A police forensic officer works on Streatham High Road in south London on February 2, 2020, after a man is shot dead by police following reports of people being stabbed in the street. - British police on Sunday said they had shot a man in south London, after at least …

An inquest jury has ruled that the Streatham terror attack could have been prevented had convicted terrorist Sudesh Amman had been recalled to prison after undercover officers had become suspicious when he bought items for making his fake suicide belt.

Twenty-year-old Sudesh Amman stabbed two people on a busy street in Streatham, south London, with a carving knife he stole from a shop while wearing a fake suicide vest on February 2nd, 2020. Just ten days earlier, he had been released from prison after serving two years of a 40-month prison sentence for possessing and disseminating Islamist terrorist material.

An inquest at the Royal Courts of Justice heard that on January 31st, 2020, undercover officers surveilling Amman had caught him buying kitchen foil, parcel tape, and bottles of carbonated soft drinks, which they feared could be used to make a hoax suicide bomb device. Despite police and the British domestic intelligence network MI5 being concerned about Amman, HM Prison and Probation Service decided not to recall him to prison.

After 11 hours of deliberation, the jurors determined on Friday that had HMPS had “missed an opportunity” and if it had recalled Amman to prison after concerns were raised, the terror attack would have been stopped, according to the BBC.
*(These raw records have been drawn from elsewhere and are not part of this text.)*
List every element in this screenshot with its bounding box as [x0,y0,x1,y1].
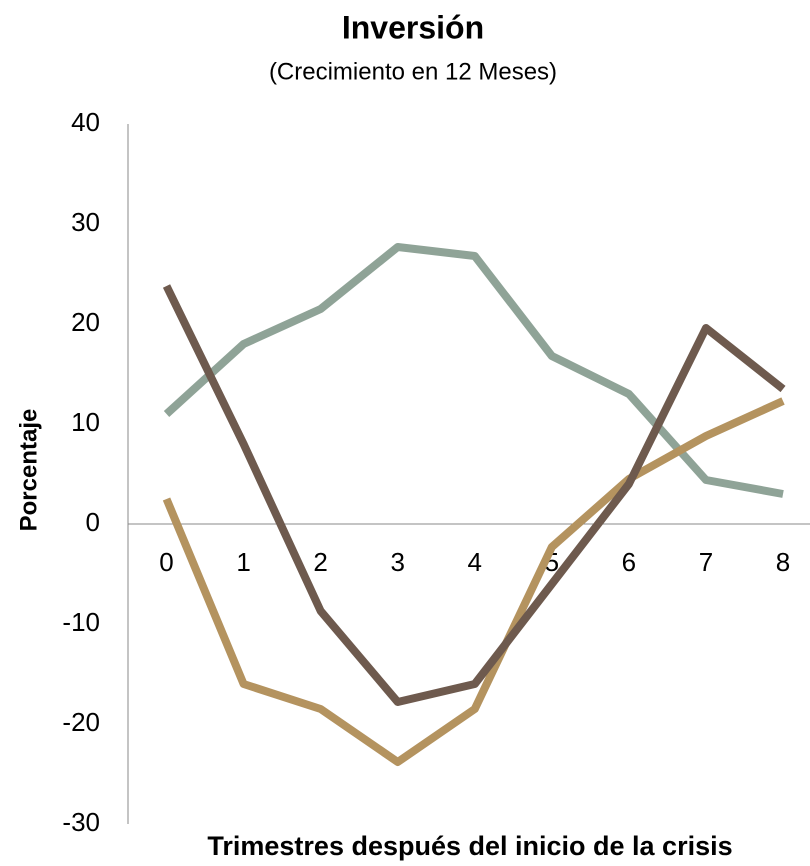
y-tick-label: 10 [71,407,100,437]
x-tick-label: 4 [468,547,482,577]
x-tick-label: 8 [776,547,790,577]
y-tick-label: 0 [86,507,100,537]
y-tick-label: 30 [71,207,100,237]
x-tick-label: 3 [390,547,404,577]
x-tick-label: 0 [159,547,173,577]
y-tick-label: -20 [62,707,100,737]
x-tick-label: 6 [622,547,636,577]
x-tick-label: 1 [236,547,250,577]
x-axis-label: Trimestres después del inicio de la cris… [207,831,732,861]
series-line [163,243,784,498]
y-tick-label: -10 [62,607,100,637]
x-tick-label: 2 [313,547,327,577]
series-line [162,397,785,766]
chart-title: Inversión [342,9,484,45]
y-tick-label: 40 [71,107,100,137]
y-tick-label: -30 [62,807,100,837]
y-axis-label: Porcentaje [15,409,42,532]
y-tick-label: 20 [71,307,100,337]
chart-subtitle: (Crecimiento en 12 Meses) [269,58,557,85]
x-tick-label: 7 [699,547,713,577]
series-line [162,284,786,706]
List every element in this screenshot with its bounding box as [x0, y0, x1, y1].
The jury was told that he could have been sent back to jail if probation services believed that his behaviour “indicated an increased or unmanageable risk of serious harm to the public”.

As a result of the probation service’s decision, Amman was put under round-the-clock armed surveillance. But despite so many eyes being on the convicted terrorist, on that day in February, he was able to stab two people. The jury had heard earlier this month that at the time of the attack, he had been surveilled by a total of nine officers. Amman was shot dead by two of them about one minute after the attack began.

The jury also heard that counter-terror police wanted the Prison Service to stop Amman’s early release after a note was found in the 20-year-old’s cell which “appeared to show a pledge of loyalty to the leader of Islamic State”, but the prisons body said it could not justify the request.

The law has since been changed to end the automatic early release of those convicted of terror offences.

It was also revealed during the three-week inquest that Amman associated with Parsons Green bomber Ahmed Hassan and Hashem Abedi, the brother of the Manchester Arena bomber Salman Abedi, during his time at Belmarsh Prison.

This inquest is not the first in recent months to find British authorities’ failures had contributed to the failure to prevent terror attacks.

In mid-June, the chairman of the inquiry into the 2017 radical Islamic terror attack on the Manchester Arena committed by Salman Abedi condemned the venue’s operators, security contractors, British Transport Police, and other authorities for their failure to anticipate the bombing or secure the building and identify the Islamist as a threat on the night of his attack, despite concerns being raised from members of the public that the 22-year-old had been acting suspiciously.

And on May 29th, an inquest into the London Bridge terror attack found failures by police, MI5, and probation services had contributed to the deaths of victims Saskia Jones and Jack Merritt, who were fatally stabbed by radical Islamist terrorist Usman Khan while he was out from prison on licence in November 2019.